The Soundscapes and Psychedelia of Diā’s Dreamy “Valentine”

by guest contributor Dana Silverman

When Phil Spector first created his Wall of Sound in the 1960s, he couldn’t have predicted how far its echoes would resonate throughout pop music. The drum intro to The Ronettes’ “Be My Baby” alone has been co-opted by everyone from Billy Joel to The Jesus and Mary Chain to Lana Del Rey, with varying degrees of success.

“Valentine,” the new single by indie pop artist and composer Diā, is the latest inheritor of the technique.
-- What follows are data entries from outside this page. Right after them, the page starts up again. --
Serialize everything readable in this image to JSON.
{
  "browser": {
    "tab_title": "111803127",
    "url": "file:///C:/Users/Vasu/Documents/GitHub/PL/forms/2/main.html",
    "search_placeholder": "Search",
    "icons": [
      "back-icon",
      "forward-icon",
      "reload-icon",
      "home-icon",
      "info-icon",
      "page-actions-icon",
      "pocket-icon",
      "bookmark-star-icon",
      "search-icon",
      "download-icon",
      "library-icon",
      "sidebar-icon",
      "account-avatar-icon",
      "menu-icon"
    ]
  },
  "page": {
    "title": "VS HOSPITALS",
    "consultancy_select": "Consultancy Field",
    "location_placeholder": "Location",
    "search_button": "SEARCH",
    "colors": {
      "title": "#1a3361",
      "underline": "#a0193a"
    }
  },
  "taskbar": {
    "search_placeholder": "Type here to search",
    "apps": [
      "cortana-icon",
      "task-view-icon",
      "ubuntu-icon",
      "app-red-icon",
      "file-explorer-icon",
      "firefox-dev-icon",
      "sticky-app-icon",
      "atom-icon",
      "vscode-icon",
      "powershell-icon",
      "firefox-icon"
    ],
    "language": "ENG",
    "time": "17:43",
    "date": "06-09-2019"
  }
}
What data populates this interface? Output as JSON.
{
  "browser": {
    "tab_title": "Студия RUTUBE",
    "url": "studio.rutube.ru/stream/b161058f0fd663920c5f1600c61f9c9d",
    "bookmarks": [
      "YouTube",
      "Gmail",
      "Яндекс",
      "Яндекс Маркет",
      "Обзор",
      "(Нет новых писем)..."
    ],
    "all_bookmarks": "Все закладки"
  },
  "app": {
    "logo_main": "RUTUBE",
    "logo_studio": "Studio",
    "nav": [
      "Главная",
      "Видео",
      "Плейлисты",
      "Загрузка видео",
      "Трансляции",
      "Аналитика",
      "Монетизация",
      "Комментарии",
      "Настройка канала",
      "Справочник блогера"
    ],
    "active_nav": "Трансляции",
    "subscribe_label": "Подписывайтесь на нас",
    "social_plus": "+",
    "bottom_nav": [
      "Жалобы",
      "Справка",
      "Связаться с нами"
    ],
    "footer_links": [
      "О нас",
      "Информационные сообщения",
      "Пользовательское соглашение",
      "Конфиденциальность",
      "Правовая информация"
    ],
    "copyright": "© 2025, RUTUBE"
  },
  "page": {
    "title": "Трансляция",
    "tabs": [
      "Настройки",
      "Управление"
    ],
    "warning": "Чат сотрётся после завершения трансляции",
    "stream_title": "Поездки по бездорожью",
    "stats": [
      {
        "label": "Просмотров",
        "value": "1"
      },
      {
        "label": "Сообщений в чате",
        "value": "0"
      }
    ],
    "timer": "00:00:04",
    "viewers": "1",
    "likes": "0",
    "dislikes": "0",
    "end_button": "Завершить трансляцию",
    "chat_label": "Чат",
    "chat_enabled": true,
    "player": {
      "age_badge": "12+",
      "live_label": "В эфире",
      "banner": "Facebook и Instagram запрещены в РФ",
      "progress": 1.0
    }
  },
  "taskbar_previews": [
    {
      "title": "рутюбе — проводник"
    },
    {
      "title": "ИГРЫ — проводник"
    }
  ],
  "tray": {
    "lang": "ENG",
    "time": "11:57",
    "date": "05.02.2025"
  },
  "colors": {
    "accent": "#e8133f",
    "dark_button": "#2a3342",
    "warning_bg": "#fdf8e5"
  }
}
The song’s moody, mysterious vibe and 1960s influences are felt almost immediately and highlighted by the accompanying video (a dreamy homage to low-budget sci-fi films of the period).  

Diā–real name Danielle Birritella–has a voice reminiscent of Dum Dum Girls’ Dee Dee or Alvvays’ Molly Rankin. Her honeyed vocals carry listeners throughout the first verse of the song listlessly before shedding typical pop-rock apathy for a former flame with a range she honed as a classically trained opera singer.

Her dreamlike singing doesn’t overpower the music, but perfectly integrates with the droning guitar and “Be My Baby” drum pattern, and the seconds of space between lyrics leave room to appreciate nuances – seductive harmonies, sparkling keyboards, the loping guitar lick in the break – that distinguish themselves without wearing out their welcome.

“Valentine” as a whole possesses a shimmering, otherworldly quality built on nostalgic pop foundations. With her extensive musical and performance training, Diā’s voice and personality could easily dominate whatever material she releases. However, “Valentine” proves she knows how to apply her formidable talents in the service of the music, and can easily adapt to more commercial genres.